神代和紙保存会では、古来より伝わる製紙方法を守りながら、今も一枚一枚、手仕事で紙を漉いています。紙漉きに欠かせない「ネリ」は、トロロアオイの根から抽出したもの。これが温かくなると効きが弱くなってしまうため、冷え込みの厳しい今こそが、良い紙を生むベストシーズンなのです。
良質な和紙づくりに欠かせないのが、繊維に混ざった小さな黒皮を手で取り除く「塵より」という作業。冷たい水に手を入れ、根気よく行うこの作業も、今はフル回転です。
そんな大変な作業を、紙の館の近所の方々が、散歩がてら気軽に手伝ってくださっています。少しずつ仲間が増え、いつの間にか頼もしい「塵より隊」に。心強さもひとしおです。




作業の合間のおやつタイムも、この時期の楽しみのひとつ。
手づくりの甘酒や、体が温まるゆず茶、持ち寄りのお菓子が並び、自然と会話も弾みます。「この時間が楽しみで塵よりをしている」と笑う人がいるのも、あながち冗談ではありません。

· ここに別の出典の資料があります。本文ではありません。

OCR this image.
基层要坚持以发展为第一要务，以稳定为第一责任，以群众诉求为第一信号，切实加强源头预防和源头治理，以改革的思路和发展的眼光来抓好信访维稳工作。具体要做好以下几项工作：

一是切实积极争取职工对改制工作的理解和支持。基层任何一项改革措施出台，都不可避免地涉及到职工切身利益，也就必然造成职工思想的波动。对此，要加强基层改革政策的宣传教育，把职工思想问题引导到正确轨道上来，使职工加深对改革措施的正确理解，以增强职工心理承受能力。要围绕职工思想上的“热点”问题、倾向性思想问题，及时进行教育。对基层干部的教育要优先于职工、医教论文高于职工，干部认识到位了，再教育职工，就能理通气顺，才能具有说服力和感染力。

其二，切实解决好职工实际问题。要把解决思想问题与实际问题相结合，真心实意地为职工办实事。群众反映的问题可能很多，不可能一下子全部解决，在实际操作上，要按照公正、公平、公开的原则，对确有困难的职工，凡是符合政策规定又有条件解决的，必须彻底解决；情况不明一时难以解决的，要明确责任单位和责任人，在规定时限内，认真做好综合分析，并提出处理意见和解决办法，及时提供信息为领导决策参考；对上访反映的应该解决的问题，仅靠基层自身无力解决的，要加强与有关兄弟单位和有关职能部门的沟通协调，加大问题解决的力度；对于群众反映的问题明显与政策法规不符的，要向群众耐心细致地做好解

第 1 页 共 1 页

今年は、初めて紙漉きに挑戦する保存会メンバーも仲間入りしました。最初は思うように漉けなくても、手と体が少しずつ覚えていくのが紙漉き。焦らず、楽しみながら続けてほしいと思います。


紙漉きは、例年3月ごろまで続きます。
見学はもちろん、塵より体験も大歓迎です。
冷たい水の中にある、あたたかな人のつながりを、ぜひ感じに来てください。